I can trace my fear of horror movies and scary tv shows return to what is called in my family “the Jeepers Creepers incident,” in which my high school cousins were tasked with babysitting an eight-year-old me and another family friend of the same age and decided it would be a good idea to keep us busy watching the aforementioned 2001 horror movie while they shot hoops outdoors. The family friend and I were both traumatized, and he certainly never came back, but the real loss that day was my sense of bravery. I used to think of myself as a pretty tough third-grader, but by the time the credits were rolling Jeepers CreepersI cried hysterically and swore never to sleep alone again.
I’m proud to say that at 29 I’ve completely conquered my fear of the dark, but I’m still closer to a ninth grader in terms of appetite for scary content. I had to watch the first season of Yellow jackets – a show about young women surviving a devastating plane crash and building a bizarre, possibly supernatural, new society in the Canadian wilderness – between my fingers and only after first reading a detailed plot summary of every episode so that I’m not surprised by anything gory or psychologically terrifying. I really don’t know if I can handle setting season two in March, but for not it feels like a miss, especially because it’s one of the best-crafted and weirdest shows on TV right now. In the end, is it worth the sleepless nights?
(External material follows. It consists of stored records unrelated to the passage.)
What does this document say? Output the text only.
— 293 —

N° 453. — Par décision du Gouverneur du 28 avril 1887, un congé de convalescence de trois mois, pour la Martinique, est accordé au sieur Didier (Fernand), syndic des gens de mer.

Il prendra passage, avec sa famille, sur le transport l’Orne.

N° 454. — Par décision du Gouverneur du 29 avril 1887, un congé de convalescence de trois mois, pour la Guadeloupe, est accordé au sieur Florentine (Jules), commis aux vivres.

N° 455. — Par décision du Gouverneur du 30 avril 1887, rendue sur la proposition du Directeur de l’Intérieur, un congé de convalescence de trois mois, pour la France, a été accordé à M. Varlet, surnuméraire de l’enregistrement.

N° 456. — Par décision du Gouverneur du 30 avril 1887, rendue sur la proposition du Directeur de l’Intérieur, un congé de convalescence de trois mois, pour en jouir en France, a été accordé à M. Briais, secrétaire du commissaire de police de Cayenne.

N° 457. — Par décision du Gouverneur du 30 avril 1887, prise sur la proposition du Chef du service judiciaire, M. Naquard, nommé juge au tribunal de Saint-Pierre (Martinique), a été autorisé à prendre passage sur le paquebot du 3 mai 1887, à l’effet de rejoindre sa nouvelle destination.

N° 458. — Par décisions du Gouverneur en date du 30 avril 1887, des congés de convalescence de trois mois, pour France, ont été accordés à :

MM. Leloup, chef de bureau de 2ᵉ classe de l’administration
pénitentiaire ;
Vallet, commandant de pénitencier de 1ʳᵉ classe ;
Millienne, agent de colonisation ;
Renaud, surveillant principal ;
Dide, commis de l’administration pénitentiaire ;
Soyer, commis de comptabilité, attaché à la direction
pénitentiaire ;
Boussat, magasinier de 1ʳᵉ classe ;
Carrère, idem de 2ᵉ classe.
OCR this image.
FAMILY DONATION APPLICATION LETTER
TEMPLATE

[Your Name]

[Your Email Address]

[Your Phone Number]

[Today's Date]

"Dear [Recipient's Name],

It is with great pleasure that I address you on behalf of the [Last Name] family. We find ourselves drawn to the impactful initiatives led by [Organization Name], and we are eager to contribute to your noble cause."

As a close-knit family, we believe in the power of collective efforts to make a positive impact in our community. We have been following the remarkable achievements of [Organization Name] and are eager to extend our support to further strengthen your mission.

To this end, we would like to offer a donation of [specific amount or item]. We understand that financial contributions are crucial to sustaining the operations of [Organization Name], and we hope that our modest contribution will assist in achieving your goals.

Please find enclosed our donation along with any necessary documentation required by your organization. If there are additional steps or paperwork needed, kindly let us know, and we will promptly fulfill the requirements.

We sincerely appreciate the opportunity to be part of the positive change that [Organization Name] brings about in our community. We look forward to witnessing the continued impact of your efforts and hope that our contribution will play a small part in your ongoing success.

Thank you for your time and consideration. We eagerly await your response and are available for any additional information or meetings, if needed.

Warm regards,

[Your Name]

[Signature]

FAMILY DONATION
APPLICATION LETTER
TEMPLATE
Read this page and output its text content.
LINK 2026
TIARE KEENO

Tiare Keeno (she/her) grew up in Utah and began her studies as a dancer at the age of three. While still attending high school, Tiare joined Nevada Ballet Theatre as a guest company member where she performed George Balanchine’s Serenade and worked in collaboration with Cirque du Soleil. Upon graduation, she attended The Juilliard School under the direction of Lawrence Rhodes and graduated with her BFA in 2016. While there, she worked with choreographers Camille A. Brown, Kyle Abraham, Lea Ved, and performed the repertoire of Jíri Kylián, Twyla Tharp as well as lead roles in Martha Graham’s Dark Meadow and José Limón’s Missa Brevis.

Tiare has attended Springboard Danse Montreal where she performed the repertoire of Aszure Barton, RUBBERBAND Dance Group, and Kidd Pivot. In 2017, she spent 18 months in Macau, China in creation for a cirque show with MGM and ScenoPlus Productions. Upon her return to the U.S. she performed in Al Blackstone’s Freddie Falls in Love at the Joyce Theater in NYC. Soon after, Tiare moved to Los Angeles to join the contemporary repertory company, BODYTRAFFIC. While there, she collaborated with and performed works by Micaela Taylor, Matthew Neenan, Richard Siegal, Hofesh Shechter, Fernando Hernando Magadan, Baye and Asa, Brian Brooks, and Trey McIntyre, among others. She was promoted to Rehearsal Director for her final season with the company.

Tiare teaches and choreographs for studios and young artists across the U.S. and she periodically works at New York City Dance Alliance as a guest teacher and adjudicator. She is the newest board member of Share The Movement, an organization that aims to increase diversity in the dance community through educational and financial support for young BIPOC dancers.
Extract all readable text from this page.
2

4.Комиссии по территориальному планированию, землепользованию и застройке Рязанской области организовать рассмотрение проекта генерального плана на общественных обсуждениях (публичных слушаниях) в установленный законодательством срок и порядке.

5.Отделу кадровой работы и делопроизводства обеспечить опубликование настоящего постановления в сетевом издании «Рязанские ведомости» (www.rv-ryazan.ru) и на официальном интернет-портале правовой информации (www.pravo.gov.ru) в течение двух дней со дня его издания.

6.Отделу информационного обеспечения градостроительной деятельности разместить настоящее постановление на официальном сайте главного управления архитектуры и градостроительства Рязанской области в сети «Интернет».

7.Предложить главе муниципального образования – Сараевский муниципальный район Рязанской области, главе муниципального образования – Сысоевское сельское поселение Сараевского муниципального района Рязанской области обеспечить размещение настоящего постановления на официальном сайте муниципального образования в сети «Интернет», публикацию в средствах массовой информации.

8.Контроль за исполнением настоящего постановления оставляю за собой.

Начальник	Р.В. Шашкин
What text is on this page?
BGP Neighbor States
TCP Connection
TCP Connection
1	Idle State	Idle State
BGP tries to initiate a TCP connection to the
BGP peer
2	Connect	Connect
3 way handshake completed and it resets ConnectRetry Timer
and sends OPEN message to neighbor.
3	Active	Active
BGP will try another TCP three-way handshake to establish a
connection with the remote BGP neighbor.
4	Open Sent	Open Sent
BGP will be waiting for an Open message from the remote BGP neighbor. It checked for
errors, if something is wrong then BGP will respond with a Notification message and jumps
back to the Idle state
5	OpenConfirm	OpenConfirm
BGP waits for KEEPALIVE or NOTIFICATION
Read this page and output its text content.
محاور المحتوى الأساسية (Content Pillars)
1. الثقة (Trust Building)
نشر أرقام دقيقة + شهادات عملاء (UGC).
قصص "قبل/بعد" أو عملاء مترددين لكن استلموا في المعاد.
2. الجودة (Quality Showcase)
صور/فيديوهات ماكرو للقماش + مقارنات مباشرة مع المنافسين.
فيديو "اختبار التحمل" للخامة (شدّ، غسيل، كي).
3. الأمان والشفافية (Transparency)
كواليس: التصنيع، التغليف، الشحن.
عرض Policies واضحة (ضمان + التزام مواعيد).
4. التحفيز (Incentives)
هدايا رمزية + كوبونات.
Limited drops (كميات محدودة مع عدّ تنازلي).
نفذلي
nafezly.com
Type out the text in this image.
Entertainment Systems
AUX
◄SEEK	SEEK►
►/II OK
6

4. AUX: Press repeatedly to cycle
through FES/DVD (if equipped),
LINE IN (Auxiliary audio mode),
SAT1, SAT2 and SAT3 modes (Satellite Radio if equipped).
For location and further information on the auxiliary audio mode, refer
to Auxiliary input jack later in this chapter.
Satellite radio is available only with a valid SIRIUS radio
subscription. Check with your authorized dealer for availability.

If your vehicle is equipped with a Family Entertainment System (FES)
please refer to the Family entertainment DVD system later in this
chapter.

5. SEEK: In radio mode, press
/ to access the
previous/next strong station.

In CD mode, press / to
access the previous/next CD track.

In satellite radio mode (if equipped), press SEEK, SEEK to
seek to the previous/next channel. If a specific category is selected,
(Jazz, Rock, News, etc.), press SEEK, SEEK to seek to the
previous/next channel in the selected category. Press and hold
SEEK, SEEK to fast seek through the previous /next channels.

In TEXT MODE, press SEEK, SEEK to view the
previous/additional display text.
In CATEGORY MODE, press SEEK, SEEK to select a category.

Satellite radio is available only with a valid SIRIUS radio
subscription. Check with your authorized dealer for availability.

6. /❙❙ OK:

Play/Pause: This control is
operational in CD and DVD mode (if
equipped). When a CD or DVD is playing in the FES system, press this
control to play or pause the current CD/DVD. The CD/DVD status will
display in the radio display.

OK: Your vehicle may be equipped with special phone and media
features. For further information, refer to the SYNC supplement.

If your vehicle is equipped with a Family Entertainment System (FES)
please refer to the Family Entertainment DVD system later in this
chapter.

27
I first felt the compulsion to overcome my phobia when A24 came out Midsommar in 2019, and while I know the Florence Pugh-directed movie isn’t terribly scary compared to your average slasher movie, I was so disturbed by its opening scene that I couldn’t even concentrate on the plot. I spent the whole movie curling up in my seat and asking my date to relate what was going on in a non-scary way, which, by the way, isn’t what I would call a hot romantic advice.